Der Hauptgeschäftsführer der Arbeitgebervereinigung BDA, Steffen Kampeter, war schon zu seinen Zeiten als CDU-Bundestagsabgeordneter dafür bekannt, dass er gut und deftig austeilen kann. Als Ende Februar eine Reihe deutscher Flughäfen durch Warnstreiks lahmgelegt war, forderte er gegenüber dem RND eine Gesetzesverschärfung des Streikrechts und ließ die Gewerkschaften wissen: „Dieser Ausstand macht einmal mehr deutlich: Unser Arbeitskampfrecht wird zunehmend unberechenbar.“ Wenig später mahnte er die über die Viertagewoche debattierende Republik: „Wir brauchen mehr Bock auf Arbeit.“

Konnte schon als CDU-Abgeordneter heftig austeilen: Steffen Kampeter, Hauptgeschäftsführer der Bundesvereinigung der Deutschen Arbeitgeberverbände (BDA).

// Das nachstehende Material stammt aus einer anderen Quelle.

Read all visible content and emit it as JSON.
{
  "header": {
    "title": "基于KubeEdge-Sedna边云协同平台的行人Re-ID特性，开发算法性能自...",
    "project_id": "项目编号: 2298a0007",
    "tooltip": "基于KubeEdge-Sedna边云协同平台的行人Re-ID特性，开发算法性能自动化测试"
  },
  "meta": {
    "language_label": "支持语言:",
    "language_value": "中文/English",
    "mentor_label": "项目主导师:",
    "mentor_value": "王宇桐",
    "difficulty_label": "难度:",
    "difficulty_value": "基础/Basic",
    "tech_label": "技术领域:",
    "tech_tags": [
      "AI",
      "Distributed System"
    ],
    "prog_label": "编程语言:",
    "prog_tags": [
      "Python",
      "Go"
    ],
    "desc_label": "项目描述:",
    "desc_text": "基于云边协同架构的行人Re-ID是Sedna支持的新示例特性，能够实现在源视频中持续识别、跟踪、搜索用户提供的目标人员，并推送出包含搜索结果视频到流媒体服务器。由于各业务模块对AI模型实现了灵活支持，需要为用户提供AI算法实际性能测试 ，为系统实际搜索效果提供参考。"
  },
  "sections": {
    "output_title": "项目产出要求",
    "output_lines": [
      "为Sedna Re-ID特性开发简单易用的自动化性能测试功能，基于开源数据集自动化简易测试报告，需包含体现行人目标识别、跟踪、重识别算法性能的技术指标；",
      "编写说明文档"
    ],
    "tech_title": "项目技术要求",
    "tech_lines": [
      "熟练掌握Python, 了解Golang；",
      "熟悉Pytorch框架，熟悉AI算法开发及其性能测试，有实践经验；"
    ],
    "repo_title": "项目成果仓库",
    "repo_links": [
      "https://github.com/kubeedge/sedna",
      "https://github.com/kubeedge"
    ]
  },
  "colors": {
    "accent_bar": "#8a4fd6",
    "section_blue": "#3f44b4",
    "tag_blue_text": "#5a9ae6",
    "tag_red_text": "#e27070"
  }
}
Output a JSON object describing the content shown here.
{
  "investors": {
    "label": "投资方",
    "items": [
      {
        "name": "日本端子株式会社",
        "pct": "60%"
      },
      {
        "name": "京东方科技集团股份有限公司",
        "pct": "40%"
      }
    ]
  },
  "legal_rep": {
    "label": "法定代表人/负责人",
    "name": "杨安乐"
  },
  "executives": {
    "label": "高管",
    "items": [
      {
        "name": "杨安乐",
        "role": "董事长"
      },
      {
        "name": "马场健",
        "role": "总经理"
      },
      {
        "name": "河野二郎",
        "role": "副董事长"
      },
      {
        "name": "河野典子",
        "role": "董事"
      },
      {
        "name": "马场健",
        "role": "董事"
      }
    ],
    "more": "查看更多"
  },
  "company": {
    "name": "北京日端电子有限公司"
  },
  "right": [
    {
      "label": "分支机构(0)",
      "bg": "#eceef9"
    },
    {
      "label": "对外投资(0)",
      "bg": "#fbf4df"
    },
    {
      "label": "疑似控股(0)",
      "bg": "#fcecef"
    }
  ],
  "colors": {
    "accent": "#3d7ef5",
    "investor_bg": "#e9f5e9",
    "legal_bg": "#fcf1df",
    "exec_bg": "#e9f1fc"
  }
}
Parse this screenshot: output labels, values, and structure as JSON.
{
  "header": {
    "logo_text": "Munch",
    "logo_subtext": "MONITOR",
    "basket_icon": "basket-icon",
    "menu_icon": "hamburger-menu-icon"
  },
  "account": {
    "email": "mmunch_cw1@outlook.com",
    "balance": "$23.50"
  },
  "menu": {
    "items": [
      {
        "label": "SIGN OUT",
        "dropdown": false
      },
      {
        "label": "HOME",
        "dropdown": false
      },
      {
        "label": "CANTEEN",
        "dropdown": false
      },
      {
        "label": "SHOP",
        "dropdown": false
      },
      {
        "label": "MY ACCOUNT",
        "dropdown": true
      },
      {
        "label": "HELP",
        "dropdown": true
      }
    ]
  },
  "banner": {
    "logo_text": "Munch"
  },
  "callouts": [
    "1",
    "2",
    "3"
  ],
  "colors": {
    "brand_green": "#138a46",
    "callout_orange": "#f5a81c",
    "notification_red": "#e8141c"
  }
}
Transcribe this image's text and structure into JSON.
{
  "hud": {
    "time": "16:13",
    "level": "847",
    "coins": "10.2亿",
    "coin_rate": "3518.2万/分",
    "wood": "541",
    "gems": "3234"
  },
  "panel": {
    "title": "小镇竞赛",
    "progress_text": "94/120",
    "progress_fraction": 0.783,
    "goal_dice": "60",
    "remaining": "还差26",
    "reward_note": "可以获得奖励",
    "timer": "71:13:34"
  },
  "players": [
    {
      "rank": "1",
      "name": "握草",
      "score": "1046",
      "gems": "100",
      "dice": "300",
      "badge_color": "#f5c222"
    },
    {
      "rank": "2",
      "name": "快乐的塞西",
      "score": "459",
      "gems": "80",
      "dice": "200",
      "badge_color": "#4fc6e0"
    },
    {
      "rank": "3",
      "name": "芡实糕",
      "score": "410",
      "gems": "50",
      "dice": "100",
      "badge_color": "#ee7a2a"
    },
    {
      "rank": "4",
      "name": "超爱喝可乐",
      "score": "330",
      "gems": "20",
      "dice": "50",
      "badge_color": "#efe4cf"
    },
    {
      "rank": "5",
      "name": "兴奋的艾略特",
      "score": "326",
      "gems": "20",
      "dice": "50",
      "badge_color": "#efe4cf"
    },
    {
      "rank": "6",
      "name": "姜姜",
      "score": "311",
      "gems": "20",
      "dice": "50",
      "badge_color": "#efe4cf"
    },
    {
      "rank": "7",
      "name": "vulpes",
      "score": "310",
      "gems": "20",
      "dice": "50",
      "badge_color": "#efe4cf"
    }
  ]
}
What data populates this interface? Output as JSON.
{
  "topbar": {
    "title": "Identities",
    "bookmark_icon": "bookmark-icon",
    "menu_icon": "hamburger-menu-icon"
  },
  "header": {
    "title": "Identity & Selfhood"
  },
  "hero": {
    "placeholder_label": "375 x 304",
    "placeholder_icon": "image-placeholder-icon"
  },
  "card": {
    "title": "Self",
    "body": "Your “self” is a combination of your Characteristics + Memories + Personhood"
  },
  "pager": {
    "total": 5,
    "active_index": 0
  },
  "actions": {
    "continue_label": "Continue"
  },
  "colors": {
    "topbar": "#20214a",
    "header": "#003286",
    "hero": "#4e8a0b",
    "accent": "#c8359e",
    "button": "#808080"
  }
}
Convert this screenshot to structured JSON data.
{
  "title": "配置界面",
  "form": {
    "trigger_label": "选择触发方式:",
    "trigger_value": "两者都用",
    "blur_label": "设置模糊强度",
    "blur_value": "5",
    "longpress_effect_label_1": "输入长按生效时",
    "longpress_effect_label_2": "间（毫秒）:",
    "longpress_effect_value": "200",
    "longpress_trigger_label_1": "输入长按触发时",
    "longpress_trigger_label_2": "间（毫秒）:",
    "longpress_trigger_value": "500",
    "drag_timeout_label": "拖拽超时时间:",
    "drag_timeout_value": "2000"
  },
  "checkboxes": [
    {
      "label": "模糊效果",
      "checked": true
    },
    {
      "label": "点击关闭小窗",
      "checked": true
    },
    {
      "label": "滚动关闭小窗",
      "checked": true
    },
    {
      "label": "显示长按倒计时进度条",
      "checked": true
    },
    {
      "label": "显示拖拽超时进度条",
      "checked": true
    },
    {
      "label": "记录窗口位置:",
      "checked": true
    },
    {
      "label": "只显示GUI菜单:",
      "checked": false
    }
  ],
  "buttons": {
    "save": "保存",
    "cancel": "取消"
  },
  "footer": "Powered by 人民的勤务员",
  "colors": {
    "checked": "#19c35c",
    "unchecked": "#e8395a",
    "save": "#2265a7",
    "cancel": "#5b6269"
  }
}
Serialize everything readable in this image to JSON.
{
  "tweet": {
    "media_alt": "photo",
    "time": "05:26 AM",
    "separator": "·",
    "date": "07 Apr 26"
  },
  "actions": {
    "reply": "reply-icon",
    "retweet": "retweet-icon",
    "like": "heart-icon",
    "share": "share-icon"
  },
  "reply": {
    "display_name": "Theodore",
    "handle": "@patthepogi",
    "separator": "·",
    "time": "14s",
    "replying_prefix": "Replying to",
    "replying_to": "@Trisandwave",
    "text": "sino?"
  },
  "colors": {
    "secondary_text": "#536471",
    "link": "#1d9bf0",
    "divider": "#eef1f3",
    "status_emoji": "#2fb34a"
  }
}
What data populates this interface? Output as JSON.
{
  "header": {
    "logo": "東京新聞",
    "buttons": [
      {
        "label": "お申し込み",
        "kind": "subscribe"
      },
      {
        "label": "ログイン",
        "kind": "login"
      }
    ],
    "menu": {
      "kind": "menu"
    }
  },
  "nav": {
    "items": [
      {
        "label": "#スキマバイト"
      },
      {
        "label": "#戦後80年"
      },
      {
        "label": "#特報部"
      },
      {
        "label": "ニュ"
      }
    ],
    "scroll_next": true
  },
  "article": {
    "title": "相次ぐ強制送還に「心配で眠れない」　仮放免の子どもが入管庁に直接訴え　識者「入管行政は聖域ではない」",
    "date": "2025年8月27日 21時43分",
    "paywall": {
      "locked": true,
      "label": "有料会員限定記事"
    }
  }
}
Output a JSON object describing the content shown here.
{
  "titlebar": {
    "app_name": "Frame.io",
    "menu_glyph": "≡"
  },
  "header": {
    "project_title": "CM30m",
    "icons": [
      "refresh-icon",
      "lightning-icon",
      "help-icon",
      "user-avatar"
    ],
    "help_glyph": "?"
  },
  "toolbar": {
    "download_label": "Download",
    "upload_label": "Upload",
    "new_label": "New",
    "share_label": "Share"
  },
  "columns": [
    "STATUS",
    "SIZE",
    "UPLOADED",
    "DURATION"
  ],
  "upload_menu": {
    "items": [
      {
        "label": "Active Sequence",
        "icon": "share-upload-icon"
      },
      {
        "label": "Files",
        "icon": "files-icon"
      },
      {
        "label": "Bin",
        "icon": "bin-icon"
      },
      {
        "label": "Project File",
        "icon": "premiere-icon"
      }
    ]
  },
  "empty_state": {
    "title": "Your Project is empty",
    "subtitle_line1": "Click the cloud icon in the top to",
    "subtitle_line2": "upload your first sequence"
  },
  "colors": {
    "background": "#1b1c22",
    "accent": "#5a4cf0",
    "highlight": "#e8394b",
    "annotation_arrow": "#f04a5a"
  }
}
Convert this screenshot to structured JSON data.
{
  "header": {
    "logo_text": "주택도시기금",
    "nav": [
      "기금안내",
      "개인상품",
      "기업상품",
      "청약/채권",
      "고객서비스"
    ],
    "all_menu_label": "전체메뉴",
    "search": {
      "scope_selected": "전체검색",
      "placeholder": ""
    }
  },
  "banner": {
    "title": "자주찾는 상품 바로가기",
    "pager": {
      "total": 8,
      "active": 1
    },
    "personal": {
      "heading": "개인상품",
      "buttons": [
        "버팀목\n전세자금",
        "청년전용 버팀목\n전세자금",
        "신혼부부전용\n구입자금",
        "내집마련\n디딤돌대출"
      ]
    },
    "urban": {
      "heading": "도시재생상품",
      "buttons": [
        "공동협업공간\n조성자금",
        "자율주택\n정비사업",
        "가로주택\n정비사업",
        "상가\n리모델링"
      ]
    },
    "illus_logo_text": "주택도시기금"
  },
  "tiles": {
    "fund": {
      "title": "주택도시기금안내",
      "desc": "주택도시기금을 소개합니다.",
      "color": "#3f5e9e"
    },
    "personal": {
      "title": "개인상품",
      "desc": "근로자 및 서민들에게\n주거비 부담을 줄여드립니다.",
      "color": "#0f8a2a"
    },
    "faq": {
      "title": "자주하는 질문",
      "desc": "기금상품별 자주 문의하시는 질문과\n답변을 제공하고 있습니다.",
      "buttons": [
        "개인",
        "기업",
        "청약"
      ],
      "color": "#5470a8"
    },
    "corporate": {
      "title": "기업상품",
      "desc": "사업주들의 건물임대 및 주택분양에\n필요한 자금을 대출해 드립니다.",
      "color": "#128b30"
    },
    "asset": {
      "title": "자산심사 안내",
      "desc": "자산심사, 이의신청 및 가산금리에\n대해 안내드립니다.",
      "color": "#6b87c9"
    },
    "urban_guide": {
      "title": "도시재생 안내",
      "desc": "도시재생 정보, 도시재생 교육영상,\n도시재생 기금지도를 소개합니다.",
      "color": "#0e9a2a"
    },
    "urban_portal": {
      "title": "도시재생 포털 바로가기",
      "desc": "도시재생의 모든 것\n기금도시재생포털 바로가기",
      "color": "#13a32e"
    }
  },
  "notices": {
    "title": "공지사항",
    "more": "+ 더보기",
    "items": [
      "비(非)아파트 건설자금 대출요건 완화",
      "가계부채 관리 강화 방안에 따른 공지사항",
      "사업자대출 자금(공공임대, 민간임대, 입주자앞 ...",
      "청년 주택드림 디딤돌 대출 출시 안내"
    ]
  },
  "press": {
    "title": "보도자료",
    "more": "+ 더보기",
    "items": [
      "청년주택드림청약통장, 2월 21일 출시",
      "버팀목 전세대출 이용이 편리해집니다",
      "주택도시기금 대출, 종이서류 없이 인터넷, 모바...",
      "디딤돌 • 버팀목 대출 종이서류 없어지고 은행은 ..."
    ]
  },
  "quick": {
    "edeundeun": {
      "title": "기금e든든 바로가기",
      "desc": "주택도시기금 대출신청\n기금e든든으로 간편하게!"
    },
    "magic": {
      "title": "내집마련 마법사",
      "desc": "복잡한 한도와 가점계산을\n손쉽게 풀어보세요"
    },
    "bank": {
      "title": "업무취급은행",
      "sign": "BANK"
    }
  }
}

Konnte schon als CDU-Abgeordneter heftig austeilen: Steffen Kampeter, Hauptgeschäftsführer der Bundesvereinigung der Deutschen Arbeitgeberverbände (BDA).

Am anderen Ende der Fahnenstange geben die Sozialkassen quasi im Wochenrhythmus Statistiken raus, wonach immer mehr Berufstätige erschöpft seien und wegen Burn-out ausfielen oder Rehamaßnahmen zur Stabilisierung der Psyche benötigten. Die Debatte um die Arbeit der Zukunft läuft gerade sehr unversöhnlich und sehr grundsätzlich, was die Entschlossenheit für einen Arbeitskampf durchaus noch einmal befördern könnte.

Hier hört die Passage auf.